Nigeria’s lubricants market is largely unorganised and largely lacks quality suppliers, Shyam said. GP considers this to be an opportunity, with plans to upgrade the facility. Coronavirus has put a pause on plans for the moment, but GP will re-examine its options at the end of April.
Nigeria functions as a supplier to the wider West African region. “GP understands the needs and demands of Nigeria,” Shyam said, with an understanding of how to manage its business. The company has a team of locals and expatriates working in the country, giving GP the capacity to manage its business.

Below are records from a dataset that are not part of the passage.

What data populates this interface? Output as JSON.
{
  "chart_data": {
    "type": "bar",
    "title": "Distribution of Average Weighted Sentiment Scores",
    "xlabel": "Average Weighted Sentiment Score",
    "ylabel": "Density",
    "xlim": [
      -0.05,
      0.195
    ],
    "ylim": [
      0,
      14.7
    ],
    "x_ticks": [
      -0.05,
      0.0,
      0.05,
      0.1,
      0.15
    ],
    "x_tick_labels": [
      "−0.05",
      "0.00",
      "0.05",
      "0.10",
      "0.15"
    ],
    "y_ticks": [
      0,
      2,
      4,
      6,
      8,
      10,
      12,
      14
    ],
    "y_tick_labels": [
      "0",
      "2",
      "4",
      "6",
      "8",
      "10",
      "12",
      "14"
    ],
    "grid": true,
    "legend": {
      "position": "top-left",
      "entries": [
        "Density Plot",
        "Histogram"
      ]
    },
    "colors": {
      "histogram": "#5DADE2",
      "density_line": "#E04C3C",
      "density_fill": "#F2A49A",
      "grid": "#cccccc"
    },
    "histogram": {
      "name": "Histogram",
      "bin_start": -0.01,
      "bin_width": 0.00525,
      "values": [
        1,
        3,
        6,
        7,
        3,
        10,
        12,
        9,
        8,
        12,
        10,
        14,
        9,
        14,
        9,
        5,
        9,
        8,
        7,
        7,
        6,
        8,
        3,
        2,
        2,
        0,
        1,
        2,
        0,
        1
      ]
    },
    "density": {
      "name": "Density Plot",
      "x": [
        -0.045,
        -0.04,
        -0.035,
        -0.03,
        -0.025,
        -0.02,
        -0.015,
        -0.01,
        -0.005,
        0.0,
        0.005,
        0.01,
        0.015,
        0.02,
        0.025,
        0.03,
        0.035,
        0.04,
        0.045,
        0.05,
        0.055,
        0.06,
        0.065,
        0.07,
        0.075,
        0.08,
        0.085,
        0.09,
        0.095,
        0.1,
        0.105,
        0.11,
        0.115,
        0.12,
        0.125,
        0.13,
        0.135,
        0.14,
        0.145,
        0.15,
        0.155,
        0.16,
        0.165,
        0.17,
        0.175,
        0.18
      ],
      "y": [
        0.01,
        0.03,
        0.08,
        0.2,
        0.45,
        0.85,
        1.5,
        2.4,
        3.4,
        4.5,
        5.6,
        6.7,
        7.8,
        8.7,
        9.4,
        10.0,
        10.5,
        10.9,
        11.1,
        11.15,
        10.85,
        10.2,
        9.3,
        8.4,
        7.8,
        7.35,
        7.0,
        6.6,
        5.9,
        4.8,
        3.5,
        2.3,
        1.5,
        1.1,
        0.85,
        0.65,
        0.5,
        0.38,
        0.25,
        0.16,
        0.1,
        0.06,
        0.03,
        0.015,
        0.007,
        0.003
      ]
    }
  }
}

The deal for the lubricants assets will also help GP’s base oil business, providing storage for import and distribution.
“With this acquisition, we aim to grow our business of oil and agricultural products as well as build a strong retail network in Africa,” said GP Global’s COO for Nigeria Ajay Pandey.
GP also works in the United Arab Emirates and India. It aims to process 500 million litres of lubricants across its regions this year. The company has seen “highs and lows” in the oil price, Shyam continued, predicting that while 2020 would be slow a recovery would come in 2021.